In my practice, I have usually been encouraged to contain ecstatic states. Be inwardly drowned in spiritual intoxication and remain outwardly sober! This is what I have been told over and over again by most of my teachers, and rightfully so, because we are meant to unite the revealed and the concealed, to merge the ecstatic and the sober in the in most chamber of our heart. Therefore, we are to delve in the depths of the ocean and remain untouched by the waters, as Hafez would suggest. The complete or unified human being is not one who resides utterly absorbed in spiritual states, but one who, having tasted the sweetness of the purest celestial elixir, returns to the world and shines the light of his presence therein, pouring the enlivening elixir upon the dry earth, as to transmute form into meaning, and turn the dust of transience into the rose garden of the eternal presence.
But to make possible this unified perspective upon states and stations of the path, as well as upon the two worlds, the body and the soul or the visible and the invisible, One needs to completely drown the intellect in the chalice brimming with ruby red wine sometimes!

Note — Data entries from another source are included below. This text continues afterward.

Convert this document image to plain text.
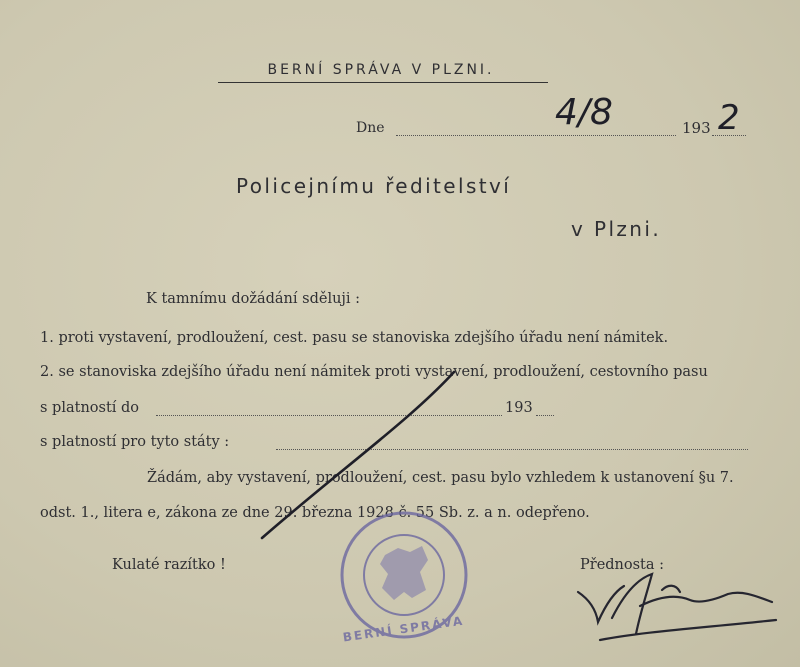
BERNÍ SPRÁVA V PLZNI.
Dne	4/8	193 2
Policejnímu ředitelství
v Plzni.
K tamnímu dožádání sděluji :
1. proti vystavení, prodloužení, cest. pasu se stanoviska zdejšího úřadu není námitek.
2. se stanoviska zdejšího úřadu není námitek proti vystavení, prodloužení, cestovního pasu
s platností do	193
s platností pro tyto státy :
Žádám, aby vystavení, prodloužení, cest. pasu bylo vzhledem k ustanovení §u 7.
odst. 1., litera e, zákona ze dne 29. března 1928 č. 55 Sb. z. a n. odepřeno.
Kulaté razítko !	Přednosta :
BERNÍ SPRÁVA
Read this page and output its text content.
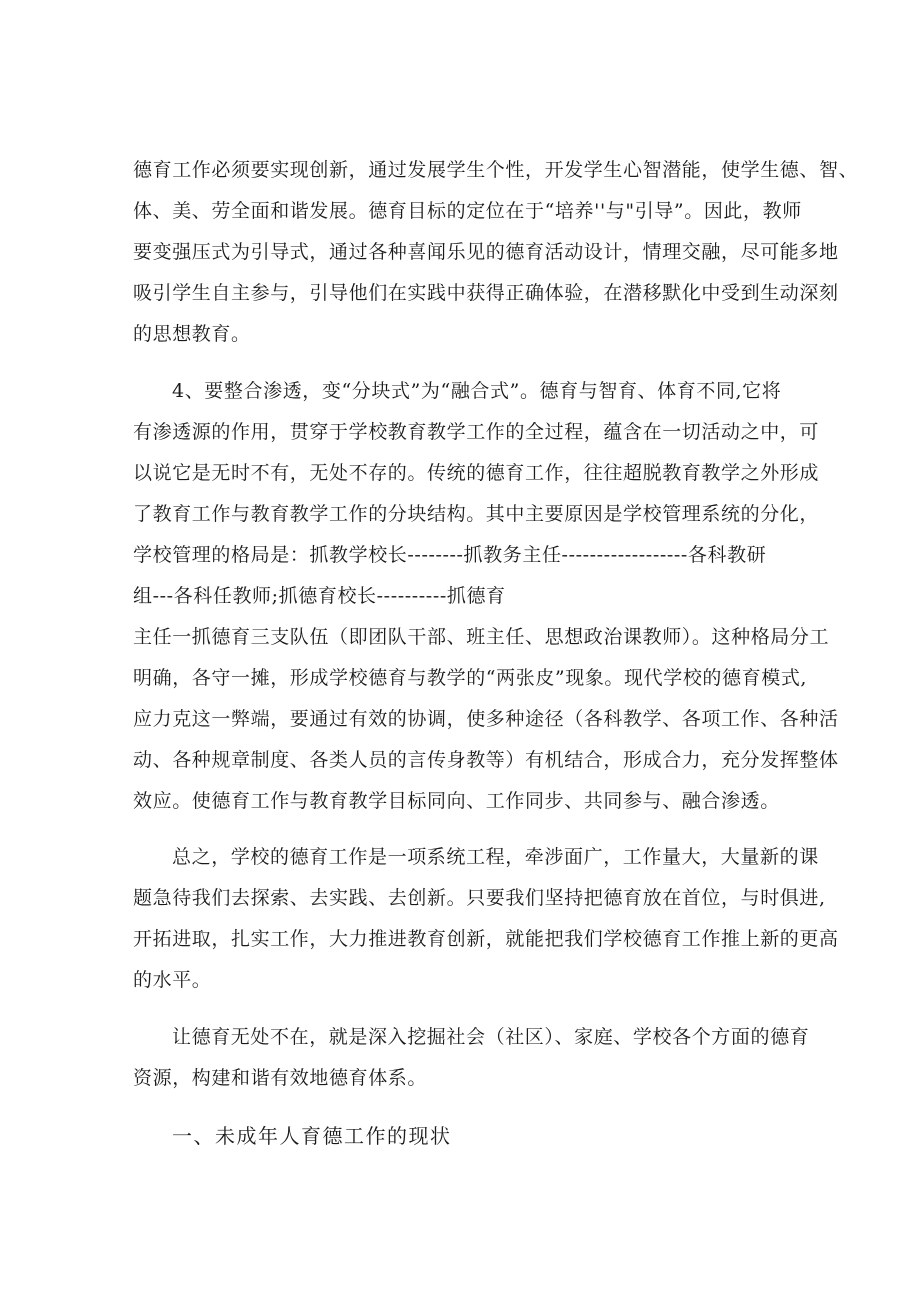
德育工作必须要实现创新，通过发展学生个性，开发学生心智潜能，使学生德、智、
体、美、劳全面和谐发展。德育目标的定位在于“培养''与"引导”。因此，教师
要变强压式为引导式，通过各种喜闻乐见的德育活动设计，情理交融，尽可能多地
吸引学生自主参与，引导他们在实践中获得正确体验，在潜移默化中受到生动深刻
的思想教育。
4、要整合渗透，变“分块式”为“融合式”。德育与智育、体育不同,它将
有渗透源的作用，贯穿于学校教育教学工作的全过程，蕴含在一切活动之中，可
以说它是无时不有，无处不存的。传统的德育工作，往往超脱教育教学之外形成
了教育工作与教育教学工作的分块结构。其中主要原因是学校管理系统的分化，
学校管理的格局是：抓教学校长--------抓教务主任------------------各科教研
组---各科任教师;抓德育校长----------抓德育
主任一抓德育三支队伍（即团队干部、班主任、思想政治课教师）。这种格局分工
明确，各守一摊，形成学校德育与教学的“两张皮”现象。现代学校的德育模式,
应力克这一弊端，要通过有效的协调，使多种途径（各科教学、各项工作、各种活
动、各种规章制度、各类人员的言传身教等）有机结合，形成合力，充分发挥整体
效应。使德育工作与教育教学目标同向、工作同步、共同参与、融合渗透。
总之，学校的德育工作是一项系统工程，牵涉面广，工作量大，大量新的课
题急待我们去探索、去实践、去创新。只要我们坚持把德育放在首位，与时俱进,
开拓进取，扎实工作，大力推进教育创新，就能把我们学校德育工作推上新的更高
的水平。
让德育无处不在，就是深入挖掘社会（社区）、家庭、学校各个方面的德育
资源，构建和谐有效地德育体系。
一、未成年人育德工作的现状
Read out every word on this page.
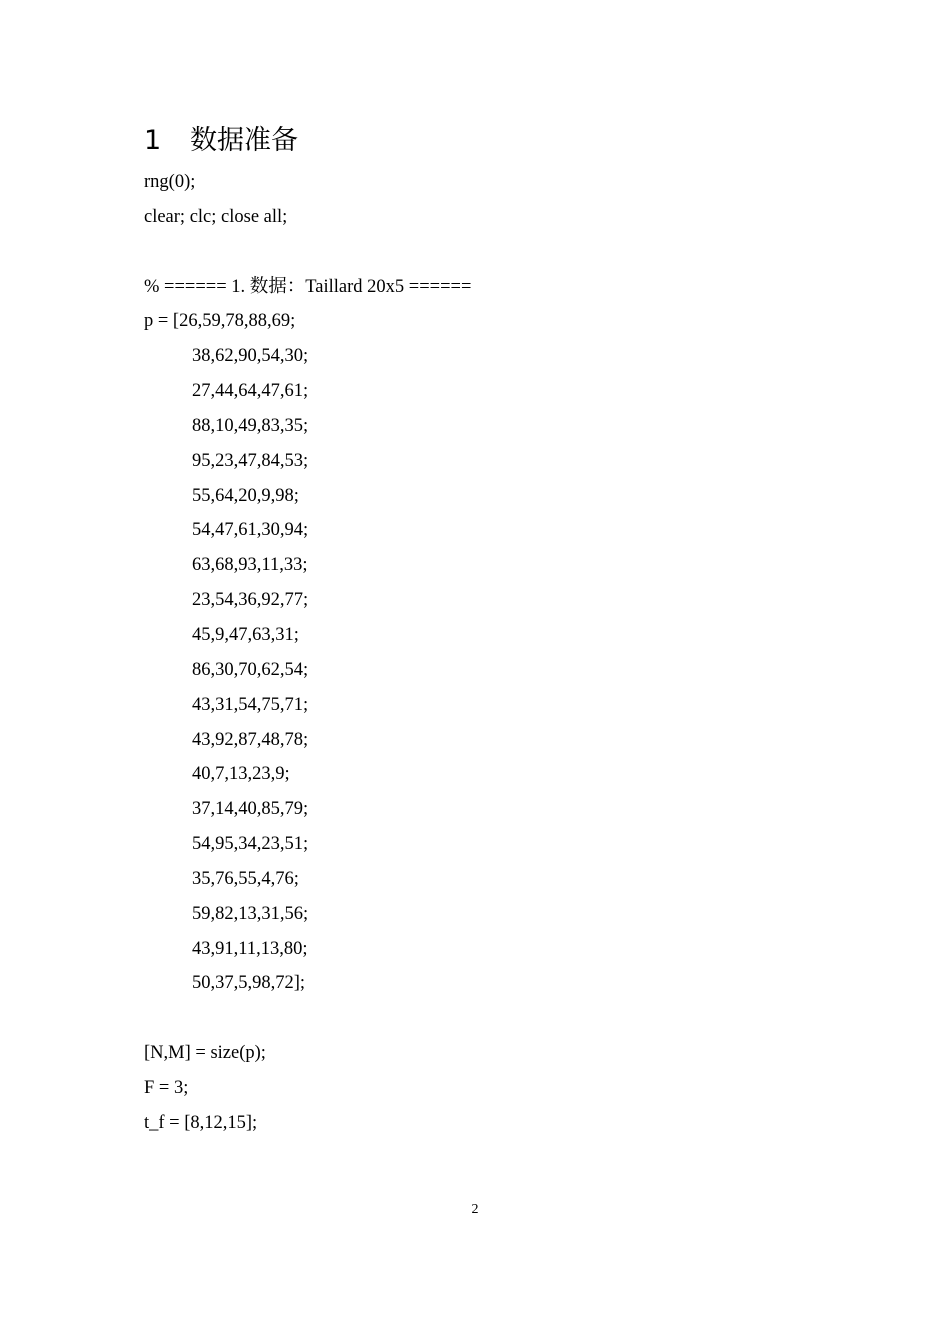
1 数据准备
rng(0);
clear; clc; close all;
% ====== 1. 数据：Taillard 20x5 ======
p = [26,59,78,88,69;
38,62,90,54,30;
27,44,64,47,61;
88,10,49,83,35;
95,23,47,84,53;
55,64,20,9,98;
54,47,61,30,94;
63,68,93,11,33;
23,54,36,92,77;
45,9,47,63,31;
86,30,70,62,54;
43,31,54,75,71;
43,92,87,48,78;
40,7,13,23,9;
37,14,40,85,79;
54,95,34,23,51;
35,76,55,4,76;
59,82,13,31,56;
43,91,11,13,80;
50,37,5,98,72];
[N,M] = size(p);
F = 3;
t_f = [8,12,15];
2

It was such a fragrant instant of bliss that sparked my desire to actually experience the whirling dance one cold September night, in Konya, while paying homage to the shrine of Hazrat-e Molana/Rumi. So I dropped my fear of failure, I poured some wine upon my overthinking head and I literally started dancing in the middle of the square, near the entrance of the shrine. My fellow Persians were totally astonished because they were witnessing a long awaited unveiling, take it as you wish, literally or metaphorically! “Keep your left hand downwards and the right upwards, remember that the whirling is meant to bridge heaven and earth.” You are meant to poor upon creation that which you receive! This is what some of those present were reminding me. I don’t recall precisely, but I assume I was totally heedless of any norms or rules mapped out for this dance, that I would better refer to as prayer (or nectar) Obviously, it was not Rumi himself who brought in the rules, but his descendants who actually founded the Mevlavi dervish order and provided a structure for the whirling ceremony, or perhaps we could say confined it to a structure…

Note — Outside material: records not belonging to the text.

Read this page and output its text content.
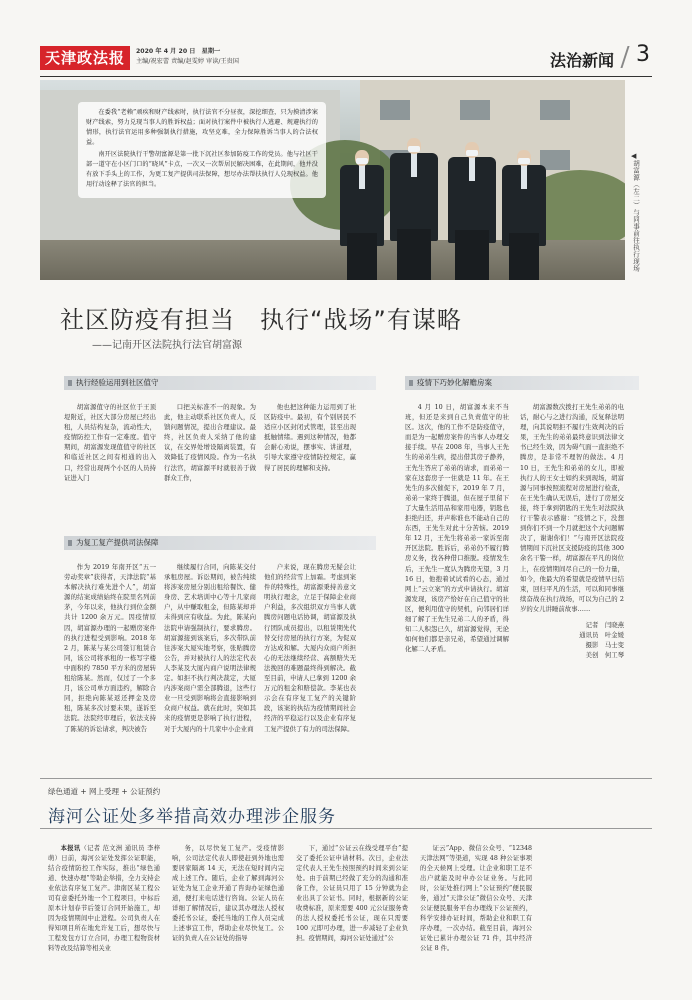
天津政法报	2020 年 4 月 20 日　星期一
主编/祝宏蕾 责编/赵雯婷 审读/王贵国	法治新闻 3

在委我“老赖”顽疾和财产线索时，执行法官不分昼夜，深挖细查，只为摸清涉案财产线索，努力兑现当事人的胜诉权益；面对执行案件中被执行人逃避、规避执行的情形，执行法官运用多种强制执行措施，攻坚克难，全力保障胜诉当事人的合法权益。

南开区法院执行干警胡富源是第一批下沉社区参加防疫工作的党员。他与社区干部一道守在小区门口的“晓风”卡点，一次又一次帮居民解决困难，在此期间，他并没有放下手头上的工作，为更工复产提供司法保障，想尽办法帮扶执行人兑现权益。他用行动诠释了法官的担当。

◀
胡富源（左二）与同事前往执行现场
社区防疫有担当　执行“战场”有谋略
——记南开区法院执行法官胡富源
执行经验运用到社区值守
为复工复产提供司法保障
疫情下巧妙化解赡房案

胡富源值守的社区位于王顶堤附近，社区大部分房屋已经出租，人员结构复杂，流动性大，疫情防控工作有一定难度。值守期间，胡富源发现值值守的社区和临近社区之间有相通的出入口，经常出现两个小区的人员持证进入门

口把关标准不一的现象。为此，他主动联系社区负责人，反馈问题情况，提出合理建议。最终，社区负责人采纳了他的建议，在交界处增设隔离装置，有效降低了疫情风险。作为一名执行法官，胡富源平时就很善于做群众工作，

他也把这种能力运用到了社区防疫中。最初，有个别居民不适应小区封闭式管理，甚至出现抵触情绪。遇到这种情况，他都会耐心劝说，摆事实、讲道理，引导大家遵守疫情防控规定，赢得了居民的理解和支持。

作为 2019 年南开区“五一劳动奖章”获得者，天津法院“基本解决执行难先进个人”，胡富源的结案成绩始终在院里名列前茅，今年以来，他执行到位金额共计 1200 余万元。因疫情原因，胡富源办理的一起赠房案件的执行进程受到影响。2018 年 2 月，陈某与某公司签订租赁合同，该公司将承租的一栋写字楼中面积约 7850 平方米的房屋转租给陈某。然而，仅过了一个多月，该公司单方面违约，解除合同，拒绝向陈某返还押金及房租，陈某多次讨要未果，遂诉至法院。法院经审理后，依法支持了陈某的诉讼请求，判决被告

继续履行合同，向陈某交付承租房屋。诉讼期间，被告纯续将涉案房屋分别出租给餐饮、健身房、艺术培训中心等十几家商户，从中赚取租金，但陈某却并未得到应有收益。为此，陈某向法院申请强制执行，要求腾房。胡富源接到该案后，多次带队前往涉案大厦实地考察，张贴腾房公告，并对被执行人的法定代表人李某及大厦内商户说明法律规定。如拒不执行判决裁定，大厦内涉案商户需全部腾退，这些行业一旦受到影响将会直接影响到众商户权益。就在此时，突如其来的疫情更是影响了执行进程，对于大厦内的十几家中小企业商

户来说，现在腾房无疑会让他们的经营雪上加霜。考虑到案件的特殊性，胡富源秉持善意文明执行理念，立足于保障企业商户利益，多次组织双方当事人就腾房问题电话协调，胡富源及执行团队成员提出，以租赁期先代替交付房屋的执行方案，为促双方达成和解。大厦内众商户所担心的无法继续经营、高额赔失无法挽回的难题最终得到解决。截至目前，申请人已拿到 1200 余万元的租金和赔偿款。李某也表示会在有序复工复产的关键阶段，该案的执结为疫情期间社会经济的平稳运行以及企业有序复工复产提供了有力的司法保障。

4 月 10 日，胡富源本来不当班，但还是来到自己负责值守的社区。这次，他的工作不是防疫值守，而是为一起赠房案件的当事人办理交接手续。早在 2008 年，当事人王先生的弟弟生病，提出借其房子静养，王先生答应了弟弟的请求，而弟弟一家在这套房子一住就是 11 年。在王先生的多次催促下，2019 年 7 月，弟弟一家终于腾退，但在屋子里留下了大量生活用品和家用电器，钥匙也拒绝归还，并声称谁也不能动自己的东西，王先生对此十分苦恼。2019 年 12 月，王先生将弟弟一家诉至南开区法院。胜诉后，弟弟仍不履行腾房义务，找各种借口推脱。疫情发生后，王先生一度认为腾房无望，3 月 16 日，他抱着试试看的心态，通过网上“云立案”的方式申请执行。胡富源发现，该房产恰好在自己值守的社区，便利用值守的契机，向邻居们详细了解了王先生兄弟二人的矛盾，得知二人积怨已久，胡富源觉得，无论如何他们都是亲兄弟，希望通过调解化解二人矛盾。

胡富源数次拨打王先生弟弟的电话，耐心与之进行沟通，反复释法明理，向其说明拒不履行生效判决的后果，王先生的弟弟最终意识到法律文书已经生效，因为碍气面一直拒绝不腾房，是非常不理智的做法。4 月 10 日，王先生和弟弟的女儿，即被执行人的王女士如约来到现场，胡富源与同事按照流程对房屋进行检查，在王先生确认无误后，进行了房屋交接，终于拿到钥匙的王先生对法院执行干警表示感谢：“疫情之下，没想到你们不到一个月就把这个大问题解决了，谢谢你们！”与南开区法院疫情期间下沉社区支援防疫的其他 300 余名干警一样，胡富源在平凡的岗位上，在疫情期间尽自己的一份力量，如今，他最大的希望就是疫情早日结束，回归平凡的生活，可以和同事继续奋战在执行战场，可以为自己的 2 岁的女儿讲睡前故事……

记者　闫晓燕
通讯员　叶金媛
摄影　马士变
美创　何工琴
绿色通道 + 网上受理 + 公证预约
海河公证处多举措高效办理涉企服务

本报讯（记者 范文洲 通讯员 李梓萌）日前，海河公证处发挥公证职能，结合疫情防控工作实际，推出“绿色通道、快速办理”等助企举措，全力支持企业依法有序复工复产。津南区某工程公司有意委托外地一个工程项目，中标后原本计划春节后签订合同开始施工，却因为疫情期间中止进程。公司负责人在得知项目所在地允许复工后，想尽快与工程发包方订立合同，办理工程物资材料等改及结算等相关业

务，以尽快复工复产。受疫情影响，公司法定代表人即使赶到外地也需要居家隔离 14 天，无法在短时间内完成上述工作。随后，企业了解到海河公证处为复工企业开通了咨询办证绿色通道，便打来电话进行咨询。公证人员在详细了解情况后，建议其办理法人授权委托书公证，委托当地的工作人员完成上述事宜工作，帮助企业尽快复工。公证的负责人在公证处的指导

下，通过“公证云在线受理平台”提交了委托公证申请材料。次日，企业法定代表人王先生按照预约时间来到公证处。由于前期已经做了充分的沟通和准备工作，公证员只用了 15 分钟就为企业出具了公证书。同时，根据新的公证收费标准，原来需要 400 元公证服务费的法人授权委托书公证，现在只需要 100 元即可办理，进一步减轻了企业负担。疫情期间，海河公证处通过“公

证云”App、微信公众号、“12348 天津法网”等渠道，实现 48 种公证事项的全天候网上受理。让企业和职工足不出户就能及时申办公证业务。与此同时，公证处推行网上“公证预约”便民服务，通过“天津公证”微信公众号、天津公证便民服务平台办理线下公证预约，科学安排办证时间，帮助企业和职工有序办理，一次办结。截至目前，海河公证处已累计办理公证 71 件，其中经济公证 8 件。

As I am writing this, I am remembering that lovely line from Hafez: if you are a traveler of love’s path, go on and ruin your reputation. If nothing else, I believe I have achieved that much with my whirling, God willing.
Of course I was completely unaware of the passage of time because I was too busy trying to keep my balance in the midst of that frenzy and rapture and… and my innate clumsiness when it comes to any kind of movement, to add to everything. The wise and knowledgeable Persian lady who later became my whirling teacher told me that she managed to stop me after an hour or so.
When I think back at this whirling/circular journey of mine, from point C, for center, all the way to… Well… Point C, I guess, since we haven’t actually ever departed, I recall how Rumie described it as turning with the countless galaxies, animated by the Beloved’s water of life. It is as if the body, the thoughts, and the feelings are swirling around the ever radiant core of the being, until they melt into the brilliance of the unsetting son of spirit. Then we can ponder, like Rumi did, where is the center of this all pervasive core that I am?